After all the shows are over in the spring of the year, the next big thing we do is get ready to shear the alpacas. Not only do they love to be free of their heavy winter coat, but we get to reap the harvest that we've been waiting all year for. 2009 was an exciting year for me because I was able to process all of the fiber that we sheared that year. In years past I wasn't so diligent about it and a lot of fiber sat around in bags just waiting to be turned into something fantastic.
Typically it takes us a few weekends to complete the shearing of the entire herd. Somehow, this year we were a bit more organized. Neal and I were able to shear the yearlings by ourselves on Thursday and Friday. Then for the adults, we recruited as many friends as possible to help on the weekend. We had a wonderful crew of helpers this year and were able to complete all 28 animals by Sunday afternoon.

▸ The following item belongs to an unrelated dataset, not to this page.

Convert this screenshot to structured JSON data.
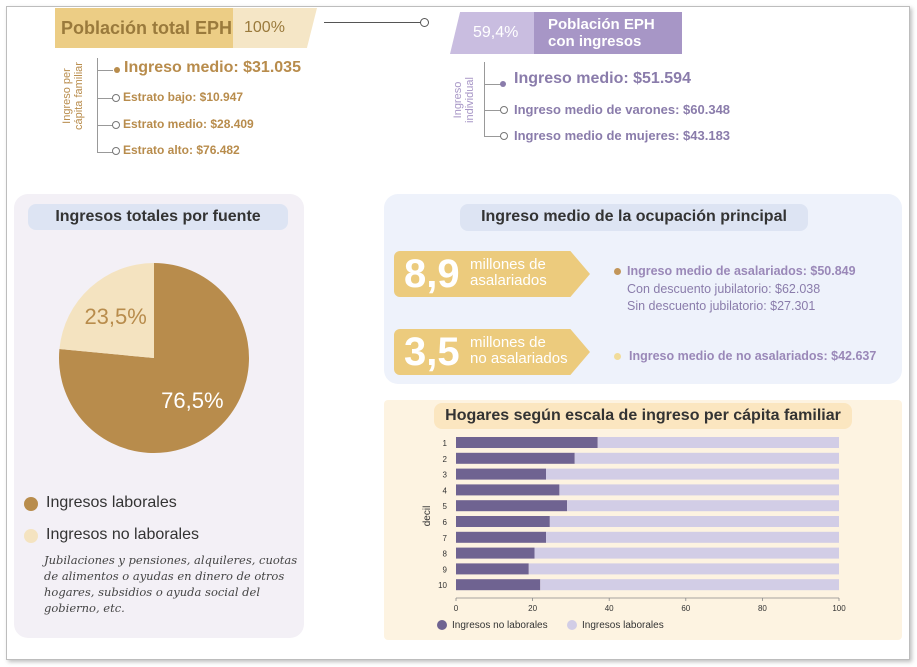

Here are a few pictures of shearing day.
First step is to get the alpaca on the mat and put ties on all 4 of their legs. Once the ties are on, several people lift the alpaca and put it on it's side. The legs are then stretched out so that they don't fight with the shearer or jump up in the middle of the process. Once down, the shearing of the blanket begins. Everything on their sides and back is considered the prime fiber. Fiber from the neck, and upper legs is considered seconds and is usually not as high a quality as the prime blanket. Fiber from their lower legs, tail and head is usually considered thirds because of it's short length and coarser texture.
We even take care to give them a nice hairdoo on their top-knot. Sometimes, not often, we get one that is none too happy about the shearing event and shows their displeasure with the smelly spit that llamas and alpacas are known for. We have a simple solution for this. It may not be pretty, but it does keep everyone working on the animal clean and stink free.
Because I'm not what is considered a professional shearer, I do each animal in about 20 minutes. (The professionals take about 5). It's a back breaking weekend, but in the end, we have bags and bags of fiber to work with.
For everyone, it's a weekend, well spent!